Tuesday, May 15, 2018

2018-05-15: Archives Unleashed: Toronto Datathon Trip Report

The Archives Unleashed team (pictured below) hosted a two-day datathon, April 26-27, 2018, at the University of Toronto’s Robarts Library. This time around, Shawn Jones and I were selected to represent the Web Science and Digital Libraries (WSDL) research group from Old Dominion University.
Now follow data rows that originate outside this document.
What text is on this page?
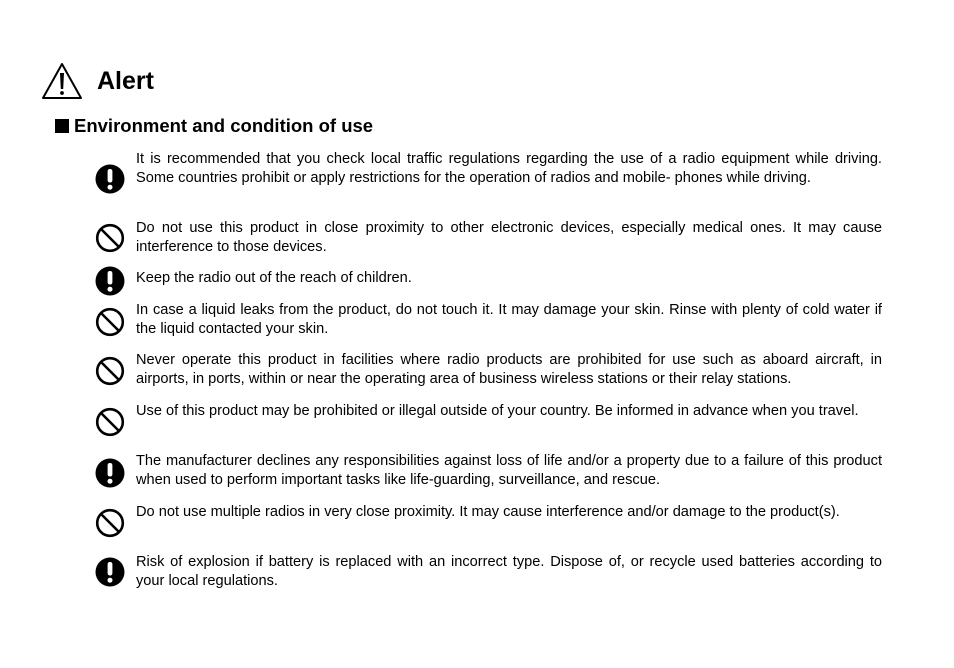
Alert
Environment and condition of use
It is recommended that you check local traffic regulations regarding the use of a radio equipment while driving. Some countries prohibit or apply restrictions for the operation of radios and mobile- phones while driving.
Do not use this product in close proximity to other electronic devices, especially medical ones. It may cause interference to those devices.
Keep the radio out of the reach of children.
In case a liquid leaks from the product, do not touch it. It may damage your skin. Rinse with plenty of cold water if the liquid contacted your skin.
Never operate this product in facilities where radio products are prohibited for use such as aboard aircraft, in airports, in ports, within or near the operating area of business wireless stations or their relay stations.
Use of this product may be prohibited or illegal outside of your country. Be informed in advance when you travel.
The manufacturer declines any responsibilities against loss of life and/or a property due to a failure of this product when used to perform important tasks like life-guarding, surveillance, and rescue.
Do not use multiple radios in very close proximity. It may cause interference and/or damage to the product(s).
Risk of explosion if battery is replaced with an incorrect type. Dispose of, or recycle used batteries according to your local regulations.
This event was the first in a series of four planned datathons to give researchers, archivists, computer scientists, and many others the opportunity to get hands-on experience with the Archives Unleashed Toolkit (AUT) and provide valuable feedback to the team. The AUT facilitates analysis and processing of web archives at scale and the datathons are designed to help participants find ways to incorporate these tools into their own workflow. Check out the Archives Unleashed team on Twitter and their website to find other ways to get involved and stay up to date with the work they’re doing.

Archives Unleashed datathon organizers (left to right): Nich Worby, Ryan Deschamps, Ian Milligan, Jimmy Lin, Nick Ruest, Samantha Fritz

Day 1 - April 26, 2018
Ian Milligan kicked off the event by talking about why these datathons are so important to the Archives Unleashed project team. For the project to be a success, the team needs to: build a community, create a common vision for web archiving tool development, avoid black box systems that nobody really understands, and equip the community with these tools to be able to work as a collective.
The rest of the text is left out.